Dans les départements de l’Oise et du Morbihan, les plus touchés par le coronavirus, des arrêtés préfectoraux ont interdit les grands rassemblements dans les lieux confinés. Les diocèses de Beauvais et Vannes se sont résolus à prendre des mesures douloureuses, en suspendant certains offices. Les messes d’obsèques et de baptêmes peuvent toujours avoir lieu, mais seules la famille et les proches sont autorisés à y assister, soit 20 à 30 personnes. Dans le diocèse de Strasbourg, les célébrations sont limitées à 50 personnes mais cette règle « ne s’applique pas de manière stricte aux cérémonies de mariage, d’enterrement et de baptême ». Cependant, « les familles veilleront à limiter le nombre d’invités ». Cette réalité singulière est décrite à Aleteia par l’abbé Guillaume Deveaux, curé de la paroisse de Crépy-en-Valois (Oise), ville « au cœur du réacteur », selon sa propre expression.

Des propositions « au cas par cas »

Lui-même a célébré six enterrements depuis une semaine, un rythme qu’il juge « habituel ». Sauf que les assemblées ne comptaient pas plus de trente personnes. « Nous avons de très bonnes relations avec les pompes funèbres », glisse-t-il en guise de préambule. La paroisse et le service des funérailles ont ainsi pu s’entendre sur l’organisation des célébrations et de ce qu’il convenait de dire aux familles. À défaut d’une messe en grand comité, le curé a imaginé plusieurs formules pour les familles endeuillées. Pour certaines d’entre elles, la règle de restriction ne change strictement rien car, de toute façon, l’assemblée aurait été peu nombreuse. Pour celles qui auraient réuni plus de monde, il propose de célébrer une messe d’action de grâces pour le défunt, une fois les restrictions levées.

« On perd un proche et les obsèques ont lieu dans un contexte particulier. De plus, les gens ont un peu l’impression d’être des pestiférés. »

Il prend l’exemple d’une paroissienne enterrée il y a quelques jours, qu’il décrit comme « une belle figure de Crépy-en-Valois, connue dans la paroisse et dans le milieu associatif ». « C’est certain qu’il y aurait eu plusieurs centaines de personnes à son enterrement. Nous ferons cela en fonction de ce que chaque famille souhaite. Nous pourrons imaginer un temps à la mémoire du défunt, avec des petits témoignages. Les inviter à vivre quelque chose à l’Église, pourquoi pas autour d’une date anniversaire. Ce pourrait également être une messe dominicale pour le défunt à laquelle d’autres personnes seraient invitées à se joindre ».  Si « les gens comprennent », pour beaucoup, « ces conditions rajoutent à la souffrance », souffle-t-il. « On perd un proche et les obsèques ont lieu dans un contexte particulier. De plus, les gens ont un peu l’impression d’être des pestiférés ».

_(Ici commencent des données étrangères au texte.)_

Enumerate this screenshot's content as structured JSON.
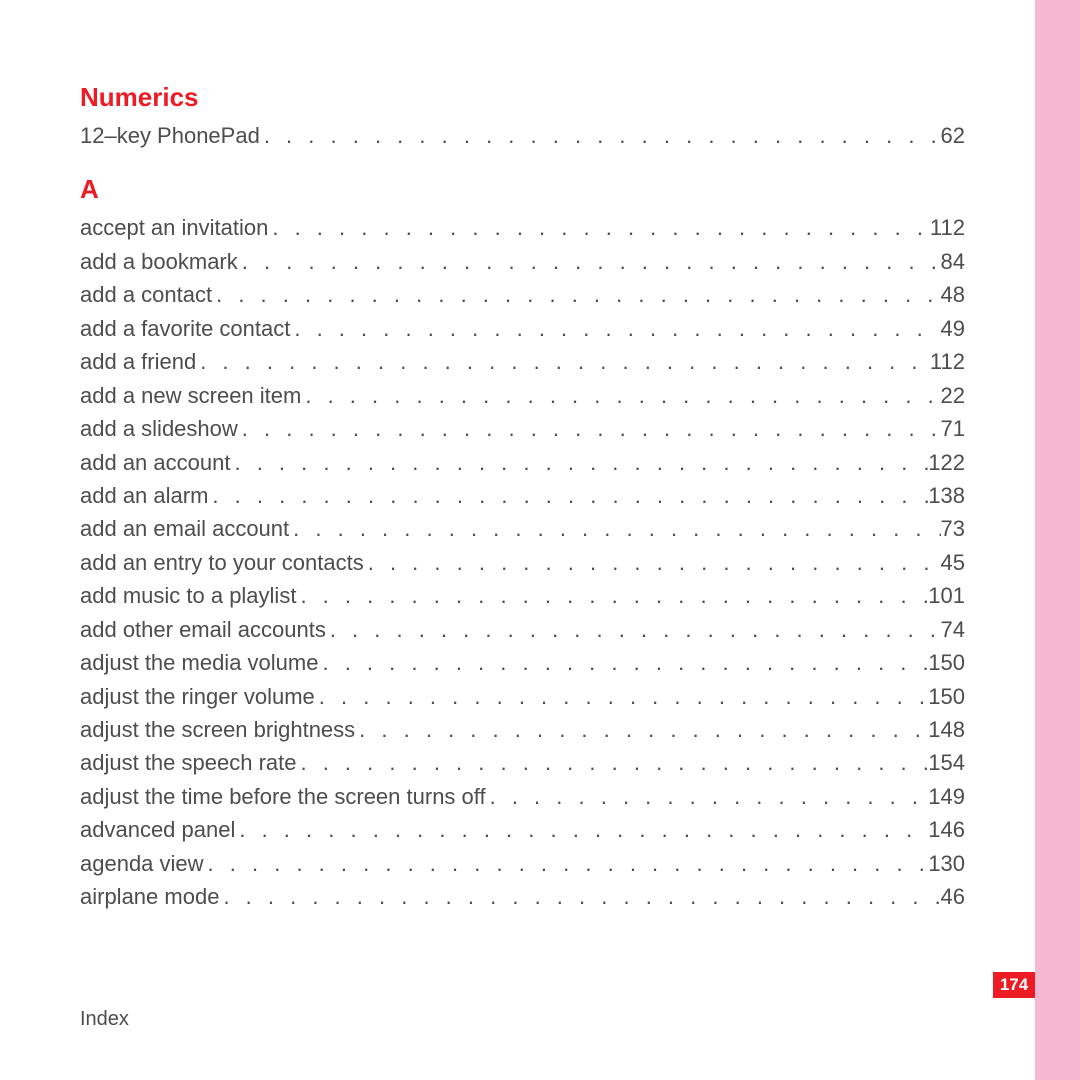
{
  "footer": {
    "label": "Index"
  },
  "pageNumber": "174",
  "dots": ". . . . . . . . . . . . . . . . . . . . . . . . . . . . . . . . . . . . . . . . . . . . . . . . . . . . . . . . . . . . . . . . . . . . . . . . . . . . . . . . . . . . . . . . . . . .",
  "sections": [
    {
      "heading": "Numerics",
      "entries": [
        {
          "term": "12–key PhonePad",
          "page": "62"
        }
      ]
    },
    {
      "heading": "A",
      "entries": [
        {
          "term": "accept an invitation",
          "page": "112"
        },
        {
          "term": "add a bookmark",
          "page": "84"
        },
        {
          "term": "add a contact",
          "page": "48"
        },
        {
          "term": "add a favorite contact",
          "page": "49"
        },
        {
          "term": "add a friend",
          "page": "112"
        },
        {
          "term": "add a new screen item",
          "page": "22"
        },
        {
          "term": "add a slideshow",
          "page": "71"
        },
        {
          "term": "add an account",
          "page": "122"
        },
        {
          "term": "add an alarm",
          "page": "138"
        },
        {
          "term": "add an email account",
          "page": "73"
        },
        {
          "term": "add an entry to your contacts",
          "page": "45"
        },
        {
          "term": "add music to a playlist",
          "page": "101"
        },
        {
          "term": "add other email accounts",
          "page": "74"
        },
        {
          "term": "adjust the media volume",
          "page": "150"
        },
        {
          "term": "adjust the ringer volume",
          "page": "150"
        },
        {
          "term": "adjust the screen brightness",
          "page": "148"
        },
        {
          "term": "adjust the speech rate",
          "page": "154"
        },
        {
          "term": "adjust the time before the screen turns off",
          "page": "149"
        },
        {
          "term": "advanced panel",
          "page": "146"
        },
        {
          "term": "agenda view",
          "page": "130"
        },
        {
          "term": "airplane mode",
          "page": "46"
        }
      ]
    }
  ]
}
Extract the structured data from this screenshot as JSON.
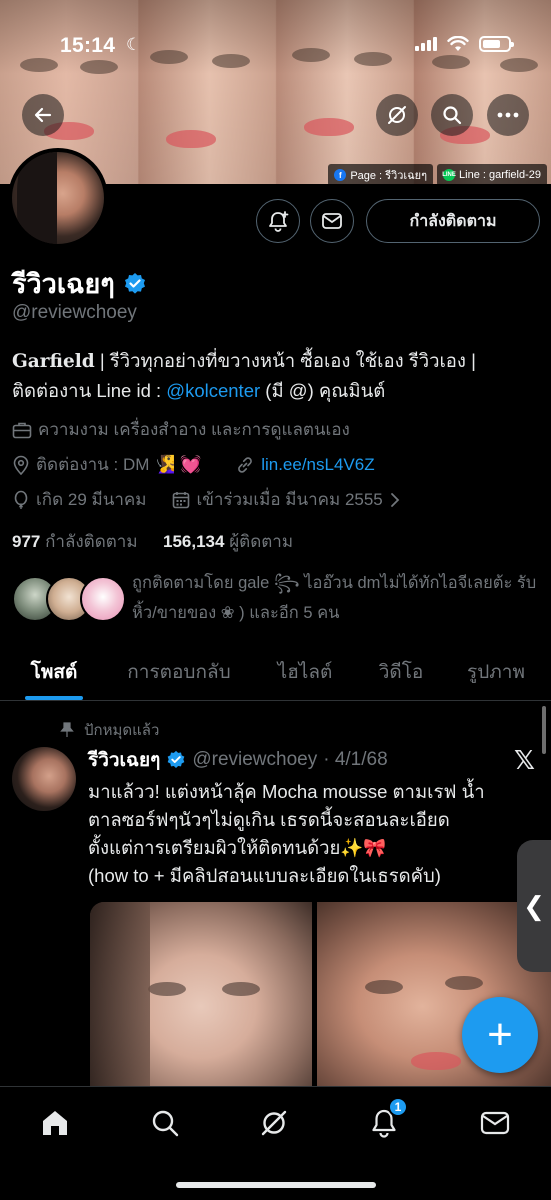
{
  "status_bar": {
    "time": "15:14"
  },
  "banner": {
    "page_tag": "Page : รีวิวเฉยๆ",
    "line_tag": "Line : garfield-29"
  },
  "profile": {
    "follow_button": "กำลังติดตาม",
    "display_name": "รีวิวเฉยๆ",
    "handle": "@reviewchoey",
    "bio_name": "Garfield",
    "bio_line1": " | รีวิวทุกอย่างที่ขวางหน้า ซื้อเอง ใช้เอง รีวิวเอง |",
    "bio_line2_pre": "ติดต่องาน Line id : ",
    "bio_line2_link": "@kolcenter",
    "bio_line2_post": " (มี @) คุณมินต์",
    "category": "ความงาม เครื่องสำอาง และการดูแลตนเอง",
    "location": "ติดต่องาน : DM 🧏‍♀️ 💓",
    "website": "lin.ee/nsL4V6Z",
    "birthday": "เกิด 29 มีนาคม",
    "joined": "เข้าร่วมเมื่อ มีนาคม 2555",
    "following_count": "977",
    "following_label": "กำลังติดตาม",
    "followers_count": "156,134",
    "followers_label": "ผู้ติดตาม",
    "followed_by": "ถูกติดตามโดย gale ꧂ ไออ๊วน dmไม่ได้ทักไอจีเลยต้ะ รับหิ้ว/ขายของ ❀ ) และอีก 5 คน"
  },
  "tabs": [
    "โพสต์",
    "การตอบกลับ",
    "ไฮไลต์",
    "วิดีโอ",
    "รูปภาพ"
  ],
  "post": {
    "pinned_label": "ปักหมุดแล้ว",
    "author_name": "รีวิวเฉยๆ",
    "author_handle": "@reviewchoey",
    "date": "· 4/1/68",
    "line1": "มาแล้วว! แต่งหน้าลุ้ค Mocha mousse ตามเรฟ น้ำ",
    "line2": "ตาลซอร์ฟๆนัวๆไม่ดูเกิน เธรดนี้จะสอนละเอียด",
    "line3": "ตั้งแต่การเตรียมผิวให้ติดทนด้วย✨🎀",
    "line4": "(how to + มีคลิปสอนแบบละเอียดในเธรดคับ)"
  },
  "notification_badge": "1",
  "colors": {
    "accent": "#1d9bf0",
    "background": "#000000",
    "muted": "#71767b"
  }
}
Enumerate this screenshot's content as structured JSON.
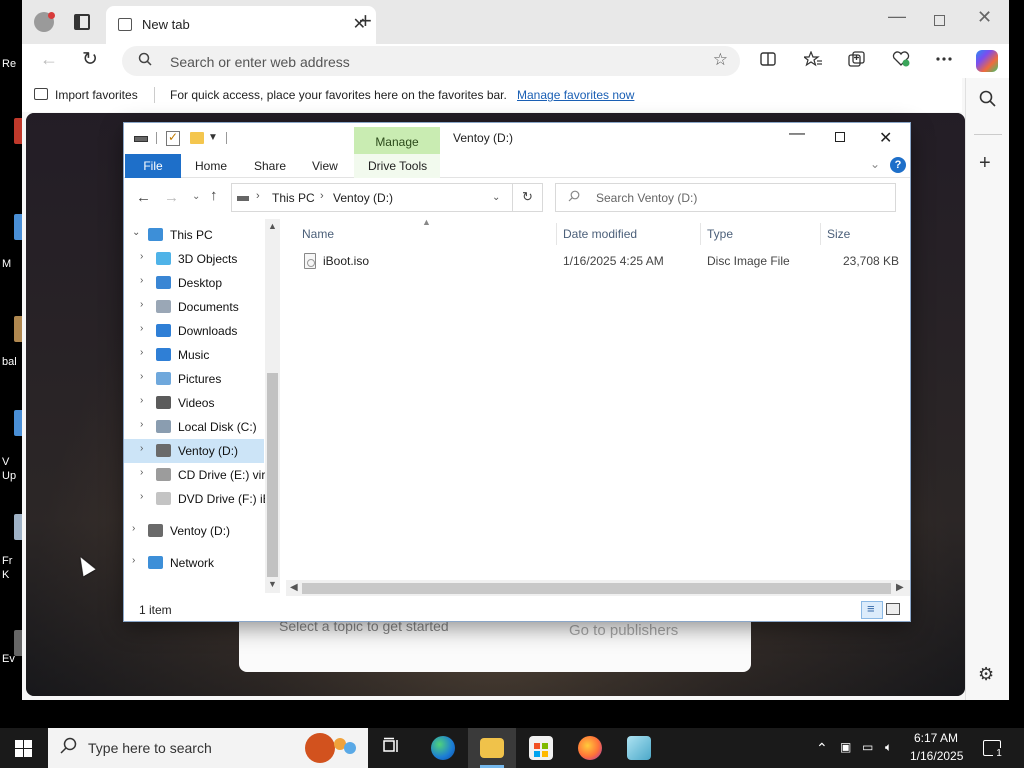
{
  "desktop": {
    "labels": [
      "Re",
      "M",
      "bal",
      "V",
      "Up",
      "Fr",
      "K",
      "Ev"
    ]
  },
  "browser": {
    "tab_title": "New tab",
    "tab_close": "✕",
    "new_tab": "+",
    "window_min": "—",
    "window_close": "✕",
    "back_icon": "←",
    "refresh_icon": "↻",
    "address_placeholder": "Search or enter web address",
    "favorite_icon": "☆",
    "toolbar_icons": [
      "split-screen-icon",
      "favorites-icon",
      "collections-icon",
      "browser-essentials-icon",
      "more-icon",
      "copilot-icon"
    ],
    "favbar": {
      "import": "Import favorites",
      "message": "For quick access, place your favorites here on the favorites bar.",
      "link": "Manage favorites now"
    },
    "content": {
      "topic_prompt": "Select a topic to get started",
      "publishers": "Go to publishers"
    }
  },
  "explorer": {
    "manage_tab": "Manage",
    "title": "Ventoy (D:)",
    "ribbon": {
      "file": "File",
      "tabs": [
        "Home",
        "Share",
        "View"
      ],
      "drive_tools": "Drive Tools",
      "help": "?"
    },
    "address": {
      "crumbs": [
        "This PC",
        "Ventoy (D:)"
      ],
      "search_placeholder": "Search Ventoy (D:)"
    },
    "nav": [
      {
        "label": "This PC",
        "icon": "pc-icon",
        "color": "#3d8fd8",
        "level": 0,
        "expanded": true
      },
      {
        "label": "3D Objects",
        "icon": "3d-objects-icon",
        "color": "#4fb3e8",
        "level": 1
      },
      {
        "label": "Desktop",
        "icon": "desktop-icon",
        "color": "#3a86d4",
        "level": 1
      },
      {
        "label": "Documents",
        "icon": "documents-icon",
        "color": "#9aa7b6",
        "level": 1
      },
      {
        "label": "Downloads",
        "icon": "downloads-icon",
        "color": "#2f7fd6",
        "level": 1
      },
      {
        "label": "Music",
        "icon": "music-icon",
        "color": "#2f7fd6",
        "level": 1
      },
      {
        "label": "Pictures",
        "icon": "pictures-icon",
        "color": "#6fa8dc",
        "level": 1
      },
      {
        "label": "Videos",
        "icon": "videos-icon",
        "color": "#5b5b5b",
        "level": 1
      },
      {
        "label": "Local Disk (C:)",
        "icon": "local-disk-icon",
        "color": "#8a9db0",
        "level": 1
      },
      {
        "label": "Ventoy (D:)",
        "icon": "drive-icon",
        "color": "#6a6a6a",
        "level": 1,
        "selected": true
      },
      {
        "label": "CD Drive (E:) virt",
        "icon": "cd-drive-icon",
        "color": "#9c9c9c",
        "level": 1
      },
      {
        "label": "DVD Drive (F:) iB",
        "icon": "dvd-drive-icon",
        "color": "#c4c4c4",
        "level": 1
      },
      {
        "label": "Ventoy (D:)",
        "icon": "drive-icon",
        "color": "#6a6a6a",
        "level": 0
      },
      {
        "label": "Network",
        "icon": "network-icon",
        "color": "#3d8fd8",
        "level": 0
      }
    ],
    "columns": [
      "Name",
      "Date modified",
      "Type",
      "Size"
    ],
    "files": [
      {
        "name": "iBoot.iso",
        "date": "1/16/2025 4:25 AM",
        "type": "Disc Image File",
        "size": "23,708 KB"
      }
    ],
    "status": "1 item"
  },
  "taskbar": {
    "search_placeholder": "Type here to search",
    "apps": [
      "task-view-icon",
      "edge-icon",
      "file-explorer-icon",
      "store-icon",
      "firefox-icon",
      "notepad-icon"
    ],
    "time": "6:17 AM",
    "date": "1/16/2025",
    "notification_count": "1"
  }
}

Pour lui, c’est justement là que l’Église a son rôle à jouer. « Les équipes qui accompagnent les familles en deuil le font avec une immense générosité. C’est important que nous soyons de beaux témoins de la compassion du Christ. J’ai vécu des expériences de compassion très singulières », note-t-il, indiquant avoir passé beaucoup de temps auprès des familles en deuil au cours des derniers jours. « Les gens gens sont très touchés quand ils sentent dans notre regard la présence du Christ aimant ». Le curé de paroisse reste d’ailleurs persuadé que cette épreuve n’est pas stérile. « C’est évident que nous allons en tirer des fruits, mais aujourd’hui, je ne suis pas capable de dire lesquels. Nous sommes amenés à vivre notre foi différemment, et peut-être de façon plus véridique ».